Reviewer’s Note: Samples of the products discussed here were provided to me for reviewing purposes at no cost.
“Thick and Rich Flavor” promises the label on this product that recently arrived for review in the Flavorful World kitchen. In claiming thus, the label tells no lies.
Having been burned by my share of runny tomato-based supermarket pasta sauces, I found the finely chunky texture of Glicco’s Pasta Gravy oddly comforting on first opening it. The inviting aroma of tomato and herbs was enough to elicit a prompt spoonful tasted right from the jar. When I took it, the first flavor notes to register on my tongue were of oregano and onion.
Intent on testing the product’s versatility in addition to its immediately encouraging taste, I used my sample to make three dishes. My first outing consisted of lamb meatballs baked about halfway to doneness, then covered in Glicco’s Pasta Gravy and placed back into the oven to finish cooking. Next, I moved on to a baked macaroni and cheese (extra sharp white cheddar and fontina) made with a béchamel into which I stirred several tablespoons of the product. After that it was all about spaghetti (selected for a more classic touch) and wilted fresh spinach, simmered in the sauce and topped with diced pork jowl bacon. In each case, not only did the product play nicely with all ingredients present, but with each dish it seemed that a different flavor element of came to the forefront of the gravy. With the meatballs, the strength of the gravy’s onions lent depth to the dish. The sweetness of creamy tomato ruled the macaroni and cheese. When the gravy met my spaghetti, spinach, and bacon, herbal notes like oregano and basil came front and center.

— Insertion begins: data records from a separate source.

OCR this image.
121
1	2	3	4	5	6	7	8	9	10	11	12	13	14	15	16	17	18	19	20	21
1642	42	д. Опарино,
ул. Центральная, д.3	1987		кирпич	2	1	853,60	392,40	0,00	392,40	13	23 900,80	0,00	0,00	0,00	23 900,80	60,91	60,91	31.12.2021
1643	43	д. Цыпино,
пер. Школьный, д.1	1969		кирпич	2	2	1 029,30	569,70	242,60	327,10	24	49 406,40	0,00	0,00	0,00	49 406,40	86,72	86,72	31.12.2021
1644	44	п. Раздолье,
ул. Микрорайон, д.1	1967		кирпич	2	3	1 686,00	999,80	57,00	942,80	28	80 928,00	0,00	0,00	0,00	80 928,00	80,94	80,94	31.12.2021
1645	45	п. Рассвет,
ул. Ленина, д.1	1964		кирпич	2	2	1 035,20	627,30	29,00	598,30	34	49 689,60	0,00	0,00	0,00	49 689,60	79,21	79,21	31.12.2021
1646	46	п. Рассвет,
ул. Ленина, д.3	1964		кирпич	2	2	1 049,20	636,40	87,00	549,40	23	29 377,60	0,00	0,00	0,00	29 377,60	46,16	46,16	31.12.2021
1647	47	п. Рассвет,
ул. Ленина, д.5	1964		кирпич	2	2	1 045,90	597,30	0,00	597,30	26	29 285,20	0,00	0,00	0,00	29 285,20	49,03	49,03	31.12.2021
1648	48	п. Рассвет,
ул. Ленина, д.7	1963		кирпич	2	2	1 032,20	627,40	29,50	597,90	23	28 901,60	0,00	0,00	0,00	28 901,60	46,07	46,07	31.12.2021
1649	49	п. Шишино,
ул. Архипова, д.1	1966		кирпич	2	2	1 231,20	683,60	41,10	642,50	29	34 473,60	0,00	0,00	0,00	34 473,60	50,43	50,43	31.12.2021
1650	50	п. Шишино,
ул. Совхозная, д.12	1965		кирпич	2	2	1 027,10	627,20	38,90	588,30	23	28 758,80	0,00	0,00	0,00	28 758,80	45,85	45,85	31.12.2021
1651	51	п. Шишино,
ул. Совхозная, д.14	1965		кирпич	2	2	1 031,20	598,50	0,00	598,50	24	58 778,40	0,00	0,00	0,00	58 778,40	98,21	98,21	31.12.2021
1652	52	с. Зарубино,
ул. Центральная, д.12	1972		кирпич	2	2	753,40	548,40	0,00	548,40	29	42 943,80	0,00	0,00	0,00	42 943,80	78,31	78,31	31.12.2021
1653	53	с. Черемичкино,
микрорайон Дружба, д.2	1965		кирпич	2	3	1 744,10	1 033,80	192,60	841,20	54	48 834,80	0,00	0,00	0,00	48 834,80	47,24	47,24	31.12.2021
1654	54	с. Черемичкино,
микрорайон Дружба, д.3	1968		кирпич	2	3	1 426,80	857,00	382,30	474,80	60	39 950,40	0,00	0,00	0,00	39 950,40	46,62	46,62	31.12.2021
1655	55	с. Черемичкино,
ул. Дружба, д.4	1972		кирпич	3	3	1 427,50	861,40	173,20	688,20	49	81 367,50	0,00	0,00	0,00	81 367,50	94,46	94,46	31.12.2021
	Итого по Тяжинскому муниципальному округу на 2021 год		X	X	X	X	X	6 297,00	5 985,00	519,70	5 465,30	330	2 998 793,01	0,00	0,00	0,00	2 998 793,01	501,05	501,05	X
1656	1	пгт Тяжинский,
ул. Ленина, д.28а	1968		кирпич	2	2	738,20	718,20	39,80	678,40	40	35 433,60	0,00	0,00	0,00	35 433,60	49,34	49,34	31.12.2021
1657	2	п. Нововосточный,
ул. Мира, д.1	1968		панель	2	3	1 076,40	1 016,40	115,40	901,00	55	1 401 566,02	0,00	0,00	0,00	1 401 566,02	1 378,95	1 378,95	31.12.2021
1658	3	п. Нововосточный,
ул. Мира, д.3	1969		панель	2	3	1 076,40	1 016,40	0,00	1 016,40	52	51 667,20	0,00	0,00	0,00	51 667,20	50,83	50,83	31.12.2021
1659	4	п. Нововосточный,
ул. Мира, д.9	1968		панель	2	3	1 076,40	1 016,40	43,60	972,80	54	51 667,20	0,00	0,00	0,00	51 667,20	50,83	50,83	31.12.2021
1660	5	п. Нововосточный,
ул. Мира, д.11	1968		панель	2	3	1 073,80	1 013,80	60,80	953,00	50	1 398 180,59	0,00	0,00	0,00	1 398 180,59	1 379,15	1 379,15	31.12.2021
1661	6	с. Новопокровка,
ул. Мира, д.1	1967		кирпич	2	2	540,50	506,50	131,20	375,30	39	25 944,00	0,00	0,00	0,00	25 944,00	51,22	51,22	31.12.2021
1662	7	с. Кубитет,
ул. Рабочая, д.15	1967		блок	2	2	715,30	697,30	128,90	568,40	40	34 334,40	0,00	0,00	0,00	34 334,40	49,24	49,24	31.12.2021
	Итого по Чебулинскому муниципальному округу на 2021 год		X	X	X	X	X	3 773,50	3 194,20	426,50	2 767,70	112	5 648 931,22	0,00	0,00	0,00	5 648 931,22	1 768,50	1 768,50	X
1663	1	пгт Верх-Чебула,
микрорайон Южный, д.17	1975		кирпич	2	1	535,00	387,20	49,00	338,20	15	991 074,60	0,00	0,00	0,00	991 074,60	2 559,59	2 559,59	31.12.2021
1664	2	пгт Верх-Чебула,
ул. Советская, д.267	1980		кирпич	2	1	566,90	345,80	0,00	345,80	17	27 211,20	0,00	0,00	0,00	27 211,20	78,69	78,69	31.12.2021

Glicco’s Pasta Gravy seems more like something I would taste in the home of a friend or relative who cooks than something I would purchase and scoop out of a jar. There may exist other pasta sauces that currently can claim greater brand recognition and are more widely available than Glicco’s. However, based on my sampling and the sense of comfort I derived from enjoying something that tastes so homemade, I feel confident that I can go ahead and replace the word “currently” in the preceding sentence with “temporarily.”